Comments (21)
i shared a file at this url: testpublic
it contains a PDF file with text using Segoe UI and part of text in arabic: the font Segoe UI is encoded with CIDSet (using your last fix commit). The file still raises the CIDSet requirement error with VeraPDF. (and no issue with hebrew or latin text).
i simply use this text to generate the PDF, using Segoe UI font on Windows 11:
"Segoe UI: للمصممين نص"
If i use my workaround by removing the CIDSet the PDF file passes VeraPDF validation.
from pdf-writer.
I reproduced this CIDSet PDF/A issue with "Yu Gothic" for instance on Windows:
but the text is still rendered well if i remove the CIDSet and passes without the CIDSet VeraPDF validation.
from pdf-writer.
How about this - please prep a pr and ill look into trying to understand where it might cause trouble.
from pdf-writer.
Also if you have an example that can recreate the issue maybe i can recreate it and figure out if theres something to do about the cid set to correct it
from pdf-writer.
Hi, you can reproduce by generating a pdf file on windows with PDF-Writer using text with font "Yu Gothic": then if you verify it with VeraPDF online (selecting PDF/A-2b comformance) it will show conformance errors including the same CIDSet error as described above.

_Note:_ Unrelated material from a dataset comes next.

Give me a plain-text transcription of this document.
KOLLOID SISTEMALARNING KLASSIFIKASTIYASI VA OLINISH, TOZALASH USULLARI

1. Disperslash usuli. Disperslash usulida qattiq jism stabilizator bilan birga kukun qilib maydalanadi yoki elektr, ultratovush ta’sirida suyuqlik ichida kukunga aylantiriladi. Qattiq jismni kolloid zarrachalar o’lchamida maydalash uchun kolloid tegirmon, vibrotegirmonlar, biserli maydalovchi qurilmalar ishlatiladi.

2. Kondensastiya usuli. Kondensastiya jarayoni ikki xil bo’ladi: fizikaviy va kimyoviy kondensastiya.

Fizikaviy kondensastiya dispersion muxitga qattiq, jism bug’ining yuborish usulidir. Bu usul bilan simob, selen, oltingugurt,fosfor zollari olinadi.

Only this CIDSet error is still remaining for me: i fixed other conformance issues in my client application on top of PDF-Writer.
But note that removing CIDSet key and object in PDF-Writer code fixes this last PDF/A-2 conformance error and the rendering of text remains correct: according to PDF specification CIDSet is optional so it seems to be safe to just remove it: but i am not 100% sure so it is why i ask you if it is really safe or not to remove CIDSet in font descriptor ?
(cf jacques-quidu@6cf1030 in my fork of your repo)
I will try to send you tomorrow 2 samples of PDF generated by my customer application, one with the CIDSet and one without so you can compare, if you need it: rendering is exactly the same in my tests with or without CIDSet.
from pdf-writer.
id rather correct it
from pdf-writer.
or as CIDSet is optional according to PDF specification, maybe just providing a PDF option at creation in order to not add /CIDSet would be enough.
Because the requirement which raises the conformance error is not present in PDF/A-1, only starting with PDF/A-2 (Specification: ISO 19005-2:2011, Clause: 6.2.11.4) so the current CIDSet implementation is still legit in PDF 1.3-1.7 or PDF/A-1.
from pdf-writer.
the code intends to do what PDF/A-2 states. at least this -
"Specification: ISO 19005-2:2011, Clause: 6.2.11.4, Test number: 4
If the FontDescriptor dictionary of an embedded CID font contains a CIDSet stream, then it shall identify all CIDs which are present in the font program, regardless of whether a CID in the font is referenced or used by the PDF or not."
seems to be what the code does. whatever it is it seems like a bug then and i'd like to fix it.
you are free to do what you will in your fork.
from pdf-writer.
to answer your question RE whether it's safe to remove it, i can't speak for all usages, but im guessing if it's optional and renders well that it's fine to remove it. im not sure what possible side effects might happen, but on its face it seems rather safe. here's the note in the PDF specs:
CIDSet
stream
(Optional) A stream identifying which CIDs are present in the CIDFont file. If this entry is present, the CIDFont contains only a subset of the glyphs in the character collection defined by the CIDSystemInfo dictionary. If it is absent, the only indication of a CIDFont subset is the subset tag in the FontName entry (see Section 5.5.3, “Font Subsets”).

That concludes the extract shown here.